For what it’s worth, the assembly shows that const_range is completely unrolled, while var_range is a for loop:
julia> @code_native debuginfo=:none const_range(a1, a2, b)
.text
movq %rsi, -8(%rsp)
movq (%rsi), %rax
movq 8(%rsi), %rcx
movq 16(%rsi), %rsi
movq (%rax), %rax
movq (%rcx), %rdx
movq (%rsi), %rcx
movq (%rdx), %rsi
imulq (%rax), %rsi
movq %rsi, (%rcx)
movq 8(%rdx), %rsi
imulq 8(%rax), %rsi
movq %rsi, 8(%rcx)
movq 16(%rdx), %rsi
imulq 16(%rax), %rsi
movq %rsi, 16(%rcx)
movq 24(%rdx), %rsi
imulq 24(%rax), %rsi
movq %rsi, 24(%rcx)
movq 32(%rdx), %rsi
imulq 32(%rax), %rsi
movq %rsi, 32(%rcx)
movq 40(%rdx), %rsi
imulq 40(%rax), %rsi
movq %rsi, 40(%rcx)
movq 48(%rdx), %rsi
imulq 48(%rax), %rsi
movq %rsi, 48(%rcx)
movq 56(%rdx), %rsi
imulq 56(%rax), %rsi
movq %rsi, 56(%rcx)
movq 64(%rdx), %rsi
imulq 64(%rax), %rsi
movq %rsi, 64(%rcx)
movq 72(%rdx), %rdx
imulq 72(%rax), %rdx
movq %rdx, 72(%rcx)
movabsq $jl_system_image_data, %rax
retq
julia> @code_native debuginfo=:none var_range(a1, a2, b, 10)
.text
pushq %rbx
testq %rcx, %rcx
jle L246
movq (%rdi), %r9
movq (%rsi), %rsi
movq (%rdx), %rdx
movl $1, %edi
cmpq $32, %rcx
jb L219
leaq (%rdx,%rcx,8), %rax
leaq (%r9,%rcx,8), %r8
leaq (%rsi,%rcx,8), %r10
cmpq %r8, %rdx
setb %r11b
cmpq %rax, %r9
setb %bl
cmpq %r10, %rdx
setb %r10b
cmpq %rax, %rsi
setb %r8b
testb %bl, %r11b
jne L219
andb %r8b, %r10b
jne L219
movq %rcx, %r8
andq $-32, %r8
leaq 1(%r8), %rdi
xorl %eax, %eax
nopl (%rax,%rax)
L112:
vmovdqu64 (%rsi,%rax,8), %zmm0
vmovdqu64 64(%rsi,%rax,8), %zmm1
vmovdqu64 128(%rsi,%rax,8), %zmm2
vmovdqu64 192(%rsi,%rax,8), %zmm3
vpmullq (%r9,%rax,8), %zmm0, %zmm0
vpmullq 64(%r9,%rax,8), %zmm1, %zmm1
vpmullq 128(%r9,%rax,8), %zmm2, %zmm2
vpmullq 192(%r9,%rax,8), %zmm3, %zmm3
vmovdqu64 %zmm0, (%rdx,%rax,8)
vmovdqu64 %zmm1, 64(%rdx,%rax,8)
vmovdqu64 %zmm2, 128(%rdx,%rax,8)
vmovdqu64 %zmm3, 192(%rdx,%rax,8)
addq $32, %rax
cmpq %rax, %r8
jne L112
cmpq %rcx, %r8
je L246
L219:
addq $-1, %rdi
nop
L224:
movq (%rsi,%rdi,8), %rax
imulq (%r9,%rdi,8), %rax
movq %rax, (%rdx,%rdi,8)
addq $1, %rdi
cmpq %rdi, %rcx
jne L224
L246:
popq %rbx
vzeroupper
retq
nopl (%rax,%rax)
One last set of benchmarks I tried: repeating these in a loop. We have var range, where the function is passed a reference, var range where it is passed an integer, and finally const range. The function is called 1000 times in a loop.

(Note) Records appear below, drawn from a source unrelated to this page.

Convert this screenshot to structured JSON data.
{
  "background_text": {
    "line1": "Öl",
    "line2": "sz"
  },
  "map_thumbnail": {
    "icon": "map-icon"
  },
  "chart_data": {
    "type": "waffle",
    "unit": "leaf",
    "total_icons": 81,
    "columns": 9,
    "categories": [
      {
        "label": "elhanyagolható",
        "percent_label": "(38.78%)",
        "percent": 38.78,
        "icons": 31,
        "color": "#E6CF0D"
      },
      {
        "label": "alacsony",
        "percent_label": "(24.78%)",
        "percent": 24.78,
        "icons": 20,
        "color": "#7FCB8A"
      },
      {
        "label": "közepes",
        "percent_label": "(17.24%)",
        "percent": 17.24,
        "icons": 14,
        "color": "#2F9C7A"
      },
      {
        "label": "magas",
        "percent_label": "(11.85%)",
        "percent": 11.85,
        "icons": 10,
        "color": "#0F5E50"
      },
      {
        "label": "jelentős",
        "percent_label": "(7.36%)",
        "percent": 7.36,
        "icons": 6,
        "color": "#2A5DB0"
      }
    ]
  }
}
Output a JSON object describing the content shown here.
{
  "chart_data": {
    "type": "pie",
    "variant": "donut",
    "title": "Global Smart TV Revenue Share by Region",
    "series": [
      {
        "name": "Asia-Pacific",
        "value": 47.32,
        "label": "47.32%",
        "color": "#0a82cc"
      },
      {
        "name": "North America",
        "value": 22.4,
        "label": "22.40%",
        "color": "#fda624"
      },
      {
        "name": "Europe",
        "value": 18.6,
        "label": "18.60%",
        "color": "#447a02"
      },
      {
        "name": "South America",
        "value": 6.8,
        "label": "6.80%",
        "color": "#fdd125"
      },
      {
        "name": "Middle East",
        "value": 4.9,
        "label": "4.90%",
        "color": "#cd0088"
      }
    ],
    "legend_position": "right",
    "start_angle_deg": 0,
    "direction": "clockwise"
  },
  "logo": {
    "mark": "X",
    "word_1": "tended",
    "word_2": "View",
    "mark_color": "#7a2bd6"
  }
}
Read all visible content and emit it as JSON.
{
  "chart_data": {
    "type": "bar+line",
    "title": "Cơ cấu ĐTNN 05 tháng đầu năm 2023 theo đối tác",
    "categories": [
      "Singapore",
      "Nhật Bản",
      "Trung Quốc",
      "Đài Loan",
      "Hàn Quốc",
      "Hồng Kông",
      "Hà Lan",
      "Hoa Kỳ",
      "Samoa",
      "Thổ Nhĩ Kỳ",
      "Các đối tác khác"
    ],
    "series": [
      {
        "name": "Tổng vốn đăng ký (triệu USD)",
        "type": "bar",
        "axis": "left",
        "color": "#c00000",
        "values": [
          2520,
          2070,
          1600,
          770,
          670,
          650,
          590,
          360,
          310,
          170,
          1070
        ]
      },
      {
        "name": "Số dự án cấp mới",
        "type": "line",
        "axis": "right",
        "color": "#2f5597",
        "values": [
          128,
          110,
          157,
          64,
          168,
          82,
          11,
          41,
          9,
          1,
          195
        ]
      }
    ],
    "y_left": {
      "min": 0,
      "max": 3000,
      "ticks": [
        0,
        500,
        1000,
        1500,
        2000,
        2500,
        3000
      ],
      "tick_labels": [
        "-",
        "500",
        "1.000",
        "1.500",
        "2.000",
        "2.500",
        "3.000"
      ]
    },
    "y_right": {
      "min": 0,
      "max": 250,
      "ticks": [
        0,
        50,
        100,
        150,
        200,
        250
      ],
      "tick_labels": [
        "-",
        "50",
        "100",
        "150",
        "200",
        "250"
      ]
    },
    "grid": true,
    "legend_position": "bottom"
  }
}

julia> function repeat_loop_var_range(a1, a2, b, rn)
n = rn[]
for i in 1:1000
var_range(a1, a2, b, n)
end
end
repeat_loop_var_range (generic function with 1 method)
julia> function repeat_loop_var_range2(a1, a2, b, n)
for i in 1:1000
var_range(a1, a2, b, n)
end
end
repeat_loop_var_range2 (generic function with 1 method)
julia> function repeat_loop_const_range(a1, a2, b)
for i in 1:1000
const_range(a1, a2, b)
end
end
repeat_loop_const_range (generic function with 1 method)
Results:
julia> @benchmark repeat_loop_var_range($a1, $a2, $b, $rn)
BenchmarkTools.Trial:
memory estimate: 0 bytes
allocs estimate: 0
--------------
minimum time: 4.925 μs (0.00% GC)
median time: 4.928 μs (0.00% GC)
mean time: 4.994 μs (0.00% GC)
maximum time: 9.918 μs (0.00% GC)
--------------
samples: 10000
evals/sample: 7
julia> @benchmark repeat_loop_var_range2($a1, $a2, $b, $n)
BenchmarkTools.Trial:
memory estimate: 0 bytes
allocs estimate: 0
--------------
minimum time: 3.583 μs (0.00% GC)
median time: 3.645 μs (0.00% GC)
mean time: 3.714 μs (0.00% GC)
maximum time: 75.997 μs (0.00% GC)
--------------
samples: 10000
evals/sample: 8
julia> @benchmark repeat_loop_const_range($a1, $a2, $b)
BenchmarkTools.Trial:
memory estimate: 0 bytes
allocs estimate: 0
--------------
minimum time: 2.259 μs (0.00% GC)
median time: 2.265 μs (0.00% GC)
mean time: 2.313 μs (0.00% GC)
maximum time: 4.581 μs (0.00% GC)
--------------
samples: 10000
evals/sample: 9
It definitely looks like it is optimizing on the value of n
. The assmbly for both var_range
versions was practically identical, while the runtime performance was not.
Here, inside the loop, const_range
performed the best. Its assembly still showed const_range
was unrolled (and inlined), and repeated 1000x in a loop.